Infinitely Variable Valve Actuation

In the following, we briefly discuss a few systems that enable an infinitely variable valve lifting curve. These are systems that use camless controls as well as those with a mechanical functional principle that use a camshaft.

Mechanical Systems. With its Valvetronic system, BMW has created a continuously variable valve actuation system on the intake valve side. The load of the engine can be controlled solely by variable valve lifting. The system uses a special force transmission mechanism between the cam and valve and, corresponding to the categorization in Section 10.4, is classified as a mechanical variable valve actuation system. In Fig. 10-81 we see the Valvetronic system with the intake camshaft and intake valve module. In the flow of force between the camshaft and valve, there is a transmission mechanism that swings the roller rocker arm to actuate the valves.

Fig. 10-81. "Valvetronic" system by BMW as a module with the valve gear components

A setting shaft designed as an eccentric shaft and driven by an electrical control motor changes the lever geometry of the transmission mechanism. Valve strokes between 0.3 and 9.7 mm can be set. The entire adjustment processing can take place within 0.3 s. The conventional throttle valve can be dispensed with. The friction loss of the valve gear can be reduced during operation by the variable valve strokes in comparison to conventional valve gears since the valve springs are compressed less with smaller valve strokes.

Figure 10-82 shows an installed variable valve actuation system in a cross section of a cylinder head. The exhaust valve side remains conventionally actuated with a rocker arm. The required space for valve actuation is kept within limits. Space in the vehicle is required only for the control motor. The eccentric shaft, the transmission mechanism, the camshaft, and the control motor are premounted in a separate cast holder and attached as a module to the cylinder head.

Fig. 10-82. Arrangement of the "Valvetronic" system in a cylinder head

Similar systems have also been developed. They have not yet been found in stock engines, however. BMW has also used continuously variable camshaft adjusters on both camshafts in addition to the variable stroke. The variation of the control times that can be attained is substantial. This combination was used first in a four-cylinder engine in compact passenger cars. In contrast to the predecessor model, savings in consumption of approximately 15% have been attained.

Hydraulically Actuated Systems. In the 1980s, there was a whole series of research efforts dealing with hydraulically variable valve actuation. The developmental goal was a freely settable valve actuation via the medium of oil. An example of a design to change the control times based on a hydraulic functional principle is the system by Fiat shown in Fig. 10-83. Developments toward similar solutions were made at many companies.

Fig. 10-83. Hydraulically variable valve actuation by Fiat

The intake valve is actuated via the camshaft and a hydraulic transmission mechanism. With the movement of the tappet in the tappet chamber, pressure builds that moves the piston above the valve and, hence, moves the valve.

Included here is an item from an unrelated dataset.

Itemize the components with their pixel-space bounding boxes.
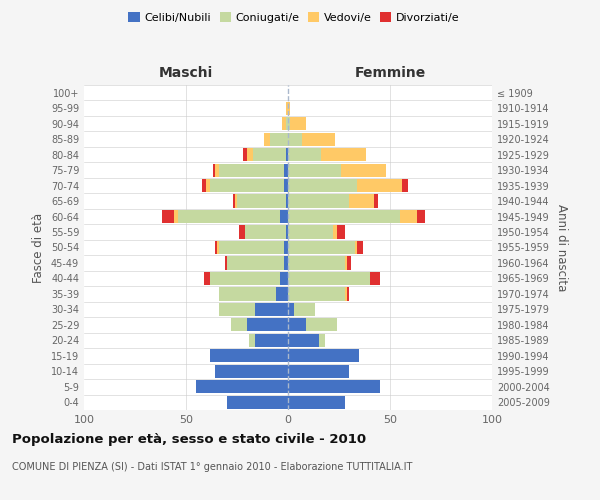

The oil pressure in the tappet chamber can be interrupted by a solenoid valve. This limits the valve stroke, and the engine load can be controlled without a throttle valve. Oil can be conveyed to the tappet chamber via a small pressure tank. The solenoid valve must be designed to switch extremely quickly. A problem with this type of valve actuation is the operating behavior at low temperatures and the related strongly differing oil viscosities. A reproducible valve lifting curve is also difficult to obtain.

At present, there are few activities in the area of variable valve actuation. The only development of which we are aware is by Fiat. Whether these systems have a chance at being used in stock engines is difficult to determine.

Electromechanical Systems. Camless systems have the greatest potential for varying the valve lifting curve. They use valve actuators that can individually set any control time of any valve. Based on this idea, there have been investigations of valve actuation with an electromechanical functional principle for about 20 years. An armature between two coils alternately supplied with power is connected to the charge cycle valve via the armature guide. In addition, springs are used that actuate the armature and the valve. The armature is excited to vibrate when the bottom or top coil is supplied with power.

The valve stroke can be set from 0 mm to a maximum stroke, and the load of the engine can be controlled by widely varying the valve lifting. Figure 10-84 shows the basic construction of this type of control. To open the valves, the opener magnet is excited with current, and the closer magnet is excited to close it. When the coils are not excited with current, the armature and, hence, the valve remain in midposition between the coils. This position is held by the spring. In case of a system failure or engine stoppage, there is a corresponding clearance in the piston.

Fig. 10-84. Functional representation of an electromechanically variable valve gear

The future will show the degree to which this type of variable valve actuation will replace the purely mechanical valve actuation in stock engines. The additional potential for thermodynamic improvement in comparison to systems such as the Valvetronic system by BMW mentioned in Section 10.4.3.1 is limited.